Bangkok/Berlin - Im Thailand-Urlaub ist eine 26 Jahre alte Deutsche vergewaltigt und ermordet worden. Die Frau wurde während eines Ausflugs auf der Insel Ko Si Chang getötet, etwa 75 Kilometer von der Hauptstadt Bangkok entfernt, wie die Polizei der Deutschen Presse-Agentur mitteilte.

Als mutmaßlicher Mörder wurde ein 24 Jahre alter Mann festgenommen, der auf der Insel zu Hause ist. Er legte ein Geständnis ab.

Die Frau aus Niedersachsen war am Sonntag allein zu einem Tagesausflug nach Ko Si Chang gereist, einer der vielen Inseln im Golf von Thailand. Aus Bangkok und der Touristenmetropole Pattaya ist sie schnell zu erreichen. Die Überfahrt dauert nur etwa eine halbe Stunde. Die Deutsche wohnte zuletzt in einem Hotel der Stadt Si Racha auf dem Festland direkt gegenüber der Insel.

Nach der Ankunft mit der Fähre mietete sich die Urlauberin gegen Mittag einen Roller. Nach verschiedenen thailändischen Medienberichten soll der 24-Jährige sie kurz darauf angesprochen haben. Mehrere Stunden später fand ein anderer Urlauber zufällig die Leiche der Deutschen, versteckt unter Ästen und Steinen.

Den Berichten zufolge hatte sich der Tatverdächtige darüber geärgert, dass die Touristin nicht mit ihm sprechen wollte. Er sei seinem Opfer dann gefolgt und habe es an einem abgelegenen Ort überwältigt, sagte die Polizei laut thailändischen Medien. Aus Angst, dass die Frau ihn bei den Behörden melden würde, habe er sie getötet, hieß es weiter.

Bei dem Mann handelt es sich nach Angaben des örtlichen Polizeichefs Ungkul Sarakul um einen Inselbewohner, der sein Geld mit dem Einsammeln von Müll verdiente.

Der Leichnam der deutschen Touristin sollte laut «The Nation» zunächst zur Obduktion nach Bangkok gebracht werden. Ersten Ermittlungen zufolge sei die Frau von einem harten Gegenstand getroffen worden, möglicherweise einem Stein. Sie stammte laut Staatsanwaltschaft Hildesheim aus dem niedersächsischen Landkreis.

Thailand gehört zu den beliebtesten außereuropäischen Urlaubszielen von Bundesbürgern. Im vergangenen Jahr kamen nach vorläufigen Zahlen mehr als 880.000 Deutsche in das südostasiatische Königreich.

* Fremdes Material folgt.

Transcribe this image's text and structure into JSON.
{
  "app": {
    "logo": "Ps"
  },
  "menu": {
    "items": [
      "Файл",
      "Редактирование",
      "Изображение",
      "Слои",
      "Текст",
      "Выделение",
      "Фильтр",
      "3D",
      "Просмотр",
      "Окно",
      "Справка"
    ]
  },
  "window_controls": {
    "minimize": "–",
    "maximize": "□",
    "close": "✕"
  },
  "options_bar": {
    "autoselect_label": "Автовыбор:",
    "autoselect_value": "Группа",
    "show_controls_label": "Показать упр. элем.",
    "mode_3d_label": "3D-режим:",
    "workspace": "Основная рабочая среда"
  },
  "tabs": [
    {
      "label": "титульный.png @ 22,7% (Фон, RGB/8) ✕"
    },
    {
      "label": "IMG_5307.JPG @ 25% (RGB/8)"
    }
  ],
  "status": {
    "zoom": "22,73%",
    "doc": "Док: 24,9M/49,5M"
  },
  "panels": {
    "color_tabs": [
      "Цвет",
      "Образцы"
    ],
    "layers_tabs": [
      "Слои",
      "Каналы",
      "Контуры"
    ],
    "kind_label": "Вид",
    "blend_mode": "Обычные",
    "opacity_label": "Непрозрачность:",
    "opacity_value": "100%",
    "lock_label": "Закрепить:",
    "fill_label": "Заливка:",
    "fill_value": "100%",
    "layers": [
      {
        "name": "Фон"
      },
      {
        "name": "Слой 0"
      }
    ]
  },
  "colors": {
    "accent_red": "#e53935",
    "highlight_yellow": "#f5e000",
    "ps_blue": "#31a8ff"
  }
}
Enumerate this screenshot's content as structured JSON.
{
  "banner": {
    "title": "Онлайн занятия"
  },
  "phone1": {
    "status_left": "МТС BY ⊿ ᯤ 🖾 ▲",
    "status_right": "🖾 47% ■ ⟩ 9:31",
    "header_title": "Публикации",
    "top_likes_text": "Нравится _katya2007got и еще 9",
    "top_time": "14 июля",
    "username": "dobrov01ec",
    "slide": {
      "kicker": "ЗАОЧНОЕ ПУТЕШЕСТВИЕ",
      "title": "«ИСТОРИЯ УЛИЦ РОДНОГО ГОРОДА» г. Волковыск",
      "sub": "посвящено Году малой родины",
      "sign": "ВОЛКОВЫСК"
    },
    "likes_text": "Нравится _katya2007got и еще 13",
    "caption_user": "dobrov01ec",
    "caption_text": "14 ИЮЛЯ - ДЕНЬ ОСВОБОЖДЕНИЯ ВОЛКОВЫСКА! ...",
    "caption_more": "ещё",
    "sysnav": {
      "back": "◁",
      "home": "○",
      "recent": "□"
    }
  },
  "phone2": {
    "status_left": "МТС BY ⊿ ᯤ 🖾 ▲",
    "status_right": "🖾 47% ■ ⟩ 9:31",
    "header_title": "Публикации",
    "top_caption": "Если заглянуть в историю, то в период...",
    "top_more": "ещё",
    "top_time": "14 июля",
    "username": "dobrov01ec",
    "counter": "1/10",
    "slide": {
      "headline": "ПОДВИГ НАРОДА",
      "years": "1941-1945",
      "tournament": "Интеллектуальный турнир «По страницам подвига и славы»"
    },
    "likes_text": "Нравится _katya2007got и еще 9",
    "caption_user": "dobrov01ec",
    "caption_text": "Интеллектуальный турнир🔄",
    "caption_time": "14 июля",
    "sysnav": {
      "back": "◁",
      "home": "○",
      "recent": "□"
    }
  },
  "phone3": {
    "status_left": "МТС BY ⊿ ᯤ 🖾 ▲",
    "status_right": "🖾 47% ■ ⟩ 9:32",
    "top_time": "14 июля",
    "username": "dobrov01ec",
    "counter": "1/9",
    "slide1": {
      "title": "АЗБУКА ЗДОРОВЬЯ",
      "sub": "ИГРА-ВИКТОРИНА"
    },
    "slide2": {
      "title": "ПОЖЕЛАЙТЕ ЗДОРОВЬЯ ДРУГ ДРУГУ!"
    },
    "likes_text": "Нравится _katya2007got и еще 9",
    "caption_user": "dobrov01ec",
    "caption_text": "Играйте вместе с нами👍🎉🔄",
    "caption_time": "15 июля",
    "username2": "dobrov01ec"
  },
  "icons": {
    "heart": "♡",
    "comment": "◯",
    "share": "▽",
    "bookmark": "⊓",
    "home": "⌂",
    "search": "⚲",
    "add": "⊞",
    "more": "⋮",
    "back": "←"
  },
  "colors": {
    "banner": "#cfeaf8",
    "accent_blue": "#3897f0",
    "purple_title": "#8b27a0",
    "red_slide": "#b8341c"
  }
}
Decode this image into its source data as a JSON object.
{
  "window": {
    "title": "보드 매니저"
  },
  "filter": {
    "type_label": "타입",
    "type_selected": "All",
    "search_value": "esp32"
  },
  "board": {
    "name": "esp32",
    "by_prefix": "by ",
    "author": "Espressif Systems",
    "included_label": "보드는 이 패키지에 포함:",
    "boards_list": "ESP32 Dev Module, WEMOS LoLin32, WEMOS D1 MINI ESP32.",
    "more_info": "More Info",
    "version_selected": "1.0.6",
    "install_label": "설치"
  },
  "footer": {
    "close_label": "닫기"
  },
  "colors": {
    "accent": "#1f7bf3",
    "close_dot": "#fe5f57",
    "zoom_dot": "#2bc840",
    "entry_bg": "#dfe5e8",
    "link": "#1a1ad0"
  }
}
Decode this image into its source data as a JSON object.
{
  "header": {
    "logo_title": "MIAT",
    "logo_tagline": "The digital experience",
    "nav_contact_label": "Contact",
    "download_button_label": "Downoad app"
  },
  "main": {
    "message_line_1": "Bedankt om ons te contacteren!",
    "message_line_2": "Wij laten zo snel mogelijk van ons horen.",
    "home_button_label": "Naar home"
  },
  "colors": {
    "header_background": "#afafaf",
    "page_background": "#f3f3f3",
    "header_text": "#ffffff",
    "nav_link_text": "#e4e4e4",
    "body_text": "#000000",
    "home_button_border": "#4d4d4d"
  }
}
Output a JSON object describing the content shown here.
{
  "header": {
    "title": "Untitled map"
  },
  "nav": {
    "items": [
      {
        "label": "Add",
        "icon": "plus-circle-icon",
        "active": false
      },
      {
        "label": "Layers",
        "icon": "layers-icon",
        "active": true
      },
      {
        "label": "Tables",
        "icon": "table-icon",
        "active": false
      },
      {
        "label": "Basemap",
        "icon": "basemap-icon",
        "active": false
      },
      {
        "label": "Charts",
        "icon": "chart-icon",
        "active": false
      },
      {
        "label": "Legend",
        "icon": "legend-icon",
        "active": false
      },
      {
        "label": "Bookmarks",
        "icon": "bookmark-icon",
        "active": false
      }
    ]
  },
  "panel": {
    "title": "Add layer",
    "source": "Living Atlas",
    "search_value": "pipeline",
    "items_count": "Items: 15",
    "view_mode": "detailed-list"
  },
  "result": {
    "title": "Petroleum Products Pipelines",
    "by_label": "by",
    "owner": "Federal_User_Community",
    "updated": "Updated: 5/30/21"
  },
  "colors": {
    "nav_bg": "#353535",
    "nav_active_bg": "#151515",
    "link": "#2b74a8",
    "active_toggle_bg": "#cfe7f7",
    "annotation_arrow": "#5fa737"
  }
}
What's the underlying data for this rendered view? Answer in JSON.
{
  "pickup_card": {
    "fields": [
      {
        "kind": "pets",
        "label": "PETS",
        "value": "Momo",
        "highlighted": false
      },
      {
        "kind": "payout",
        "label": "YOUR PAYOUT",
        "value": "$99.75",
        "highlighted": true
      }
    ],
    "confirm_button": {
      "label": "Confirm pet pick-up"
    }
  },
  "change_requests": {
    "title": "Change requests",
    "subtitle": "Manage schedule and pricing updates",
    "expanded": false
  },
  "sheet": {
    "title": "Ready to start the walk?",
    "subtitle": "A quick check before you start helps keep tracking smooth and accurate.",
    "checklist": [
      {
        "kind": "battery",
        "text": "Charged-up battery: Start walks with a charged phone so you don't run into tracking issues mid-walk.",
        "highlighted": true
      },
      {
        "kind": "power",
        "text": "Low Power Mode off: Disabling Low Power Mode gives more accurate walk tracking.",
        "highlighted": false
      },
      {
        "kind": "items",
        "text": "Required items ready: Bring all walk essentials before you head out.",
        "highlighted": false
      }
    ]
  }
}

Das Auswärtige Amt (AA) warnt in seinen Reisehinweisen vor zunehmender Kriminalität in Thailand, speziell vor Diebstählen, Vergewaltigungen und Raubüberfällen - teilweise mit Todesfolge. Insbesondere Urlaubern in den Touristenhochburgen Phuket, Koh Samui und Pattaya rät das Ministerium zur Vorsicht.

Explizit werden in den Reisehinweisen die monatlichen Vollmond-Partys auf der nördlich von Koh Samui gelegenen Insel Koh Pha Ngan erwähnt. Dort sei es bereits mehrfach zu tödlichen Zwischenfällen gekommen. «Wiederholt sind Frauen und Mädchen von unter Drogen oder Alkohol stehenden Teilnehmern vergewaltigt worden.»